A Calderon Problem for the Dirac Operator

Carlos Valero
Instituto de Ciencias Matematicas (ICMAT)
Spain
Co-Author(s):    
Abstract:
We consider on a spin manifold with boundary the twisted Dirac operator $D_A$ with local boundary conditions, possibly coupled to a unitary connection $A$. For suitable values of $m$, we define an analogue of the Dirichlet-to-Neumann map corresponding to $D_A - m$, which we call the boundary conjugation (BC) map. By computing its symbol in dimensions $n \geq 3$, we show that the BC map determines the infinite-order jet of the metric and connection on the boundary in the case $m \neq 0$, when the conformal symmetry of the Dirac equation is broken. We go on to show that a real-analytic Riemannian manifold and twisted spin connection can be recovered from the BC map. Similar results hold in dimension $2$ when the auxiliary connection $A$ is absent.

Inverse scattering of the relativistic Schr\odinger operator at a fixed energy

Yiran Wang
Emory University
USA
Co-Author(s):    
Abstract:
We consider the scattering of relativistic Schr\odinger operators which are perturbations of the fractional Laplacian. For poly-homogeneous potentials decaying at infinity, we show that the asymptotics of the potential can be recovered from the scattering matrix at a fixed energy. This talk is based on a joint work with G. Uhlmann.

Inverse Problems for the Burgers Equation in Degenerate Domains

Madi Yergaliyev
Institute of mathematics and mathematical modeling
Kazakhstan
Co-Author(s):    
Abstract:
Let us consider a nonlinearly degenerate domain whose spatial boundaries are determined by time-dependent functions that coincide at the initial moment.
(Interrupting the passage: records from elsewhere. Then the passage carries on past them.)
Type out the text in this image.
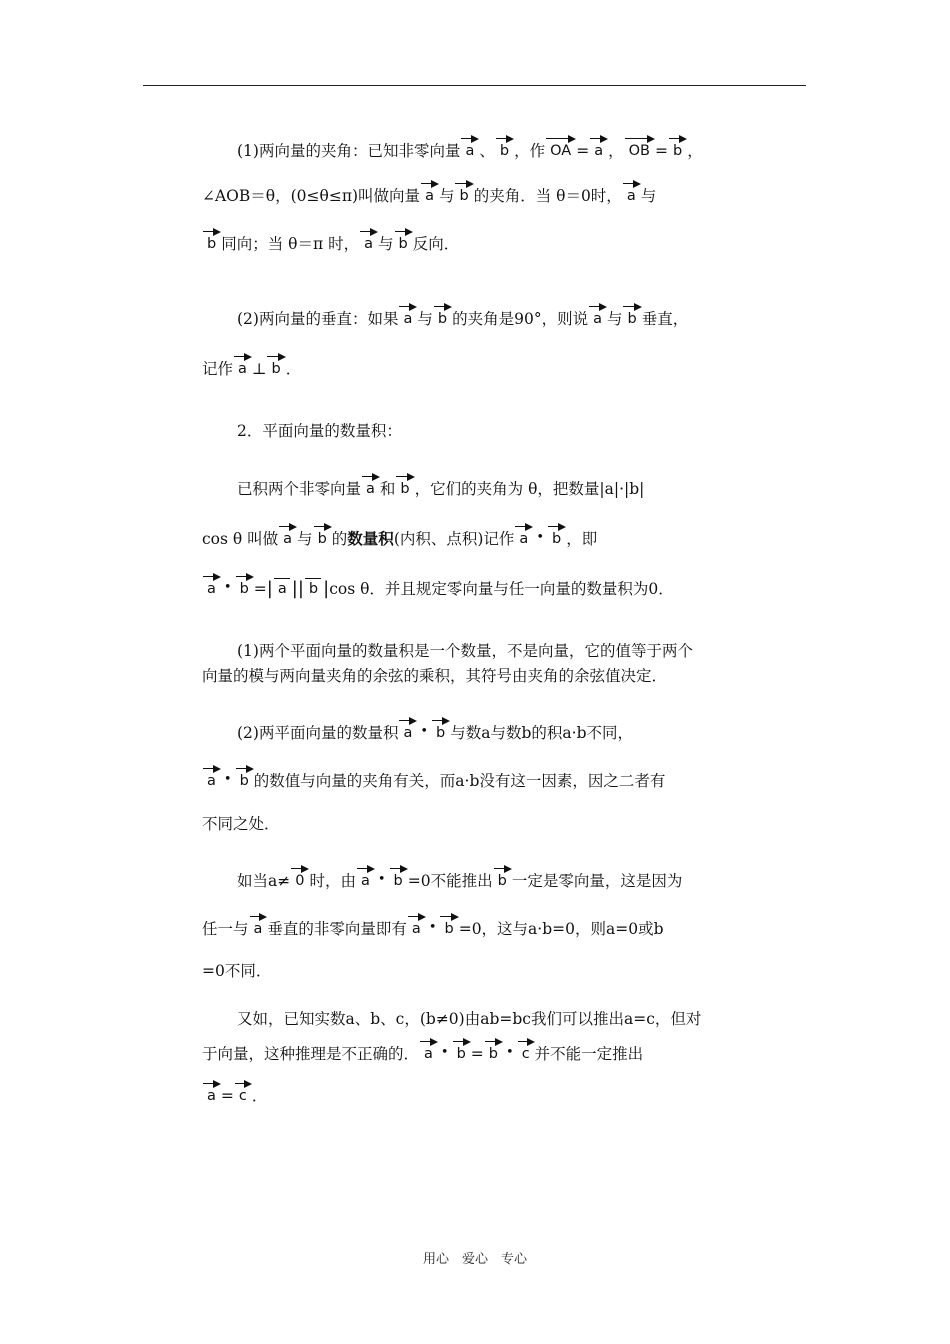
(1)两向量的夹角：已知非零向量 a 、 b ，作 OA = a ， OB = b ，
∠AOB＝θ，(0≤θ≤π)叫做向量 a 与 b 的夹角．当 θ＝0时， a 与
b 同向；当 θ＝π 时， a 与 b 反向．
(2)两向量的垂直：如果 a 与 b 的夹角是90°，则说 a 与 b 垂直，
记作 a ⊥ b ．
2．平面向量的数量积：
已积两个非零向量 a 和 b ，它们的夹角为 θ，把数量|a|·|b|
cos θ 叫做 a 与 b 的数量积(内积、点积)记作 a • b ，即
a • b =| a || b |cos θ．并且规定零向量与任一向量的数量积为0．
(1)两个平面向量的数量积是一个数量，不是向量，它的值等于两个
向量的模与两向量夹角的余弦的乘积，其符号由夹角的余弦值决定．
(2)两平面向量的数量积 a • b 与数a与数b的积a·b不同，
a • b 的数值与向量的夹角有关，而a·b没有这一因素，因之二者有
不同之处．
如当a≠ 0 时，由 a • b =0不能推出 b 一定是零向量，这是因为
任一与 a 垂直的非零向量即有 a • b =0，这与a·b=0，则a=0或b
=0不同．
又如，已知实数a、b、c，(b≠0)由ab=bc我们可以推出a=c，但对
于向量，这种推理是不正确的． a • b = b • c 并不能一定推出
a = c ．
用心　爱心　专心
In this domain, we investigate inverse problems for the Burgers equation under various combinations of unknown functions and boundary conditions. It is shown that, due to the degeneracy of the domain, the solvability of the proposed inverse problems requires additional conditions. The main objective of this work is to determine conditions under which these inverse problems are uniquely solvable.
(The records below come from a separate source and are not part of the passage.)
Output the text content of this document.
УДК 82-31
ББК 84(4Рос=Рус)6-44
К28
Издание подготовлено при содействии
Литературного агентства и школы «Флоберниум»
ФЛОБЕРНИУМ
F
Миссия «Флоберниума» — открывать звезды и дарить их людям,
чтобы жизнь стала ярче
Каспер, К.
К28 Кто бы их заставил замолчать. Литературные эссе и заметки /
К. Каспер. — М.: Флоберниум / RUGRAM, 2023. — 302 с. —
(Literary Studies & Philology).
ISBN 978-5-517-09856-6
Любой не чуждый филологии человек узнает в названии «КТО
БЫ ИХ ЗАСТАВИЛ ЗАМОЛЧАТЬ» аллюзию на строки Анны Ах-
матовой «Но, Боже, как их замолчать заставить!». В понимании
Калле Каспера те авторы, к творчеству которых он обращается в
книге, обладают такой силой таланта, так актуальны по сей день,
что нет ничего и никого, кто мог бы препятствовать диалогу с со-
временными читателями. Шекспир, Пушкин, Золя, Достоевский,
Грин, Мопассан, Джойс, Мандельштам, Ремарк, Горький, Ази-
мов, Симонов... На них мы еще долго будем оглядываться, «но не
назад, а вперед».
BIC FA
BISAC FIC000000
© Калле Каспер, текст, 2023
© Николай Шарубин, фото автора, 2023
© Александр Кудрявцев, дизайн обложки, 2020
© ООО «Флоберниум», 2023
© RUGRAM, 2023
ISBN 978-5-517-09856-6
Convergence analysis for a coefficient identification problem

Wensheng Zhang Zhang
Academy of Mathematics and Systems Science, Chinese Academy of Sciences
Peoples Rep of China
Co-Author(s):    Huimin Huang
Abstract:
In this talk, we consider the convergence rate for Tikhonov regularization of the problem of identifying the coefficient in acoustic wave equation in the frequency-domain. We assume that the imprecise measurement data in a subdomain is known with a measurement error of level. First we propose to regularize this coefficient identification problem by minimizing a special functional. Then the characters of the functional are investigated. Finally, we obtain the convergence rate for the Tikhonov regularized solution under an easily satisfied source condition.

Forward and inverse problems for the BGK model with in-flow boundary condition

Hanming Zhou
University of California Santa Barbara
USA
Co-Author(s):    Ru-Yu Lai, Hanming Zhou
Abstract:
In this talk, we will discuss the Bhatnagar-Gross-Krook (BGK) equation with in-flow boundary condition in a smooth bounded domain. First, we show that the BGK model linearized around a global Maxwellian admits a unique solution with some weighted $L^\infty$ bound if the initial data and boundary condition are small perturbation around the global Maxwellian. Second, we investigate unique reconstruction of the collision frequency of the BGK equation from the albedo operator, which maps from the in-flow density to the out-flow density. We utilize the linearization technique and highly concentrated in-flow density to infer the velocity-independent collision frequency. The talk is based on joint work with Ru-Yu Lai.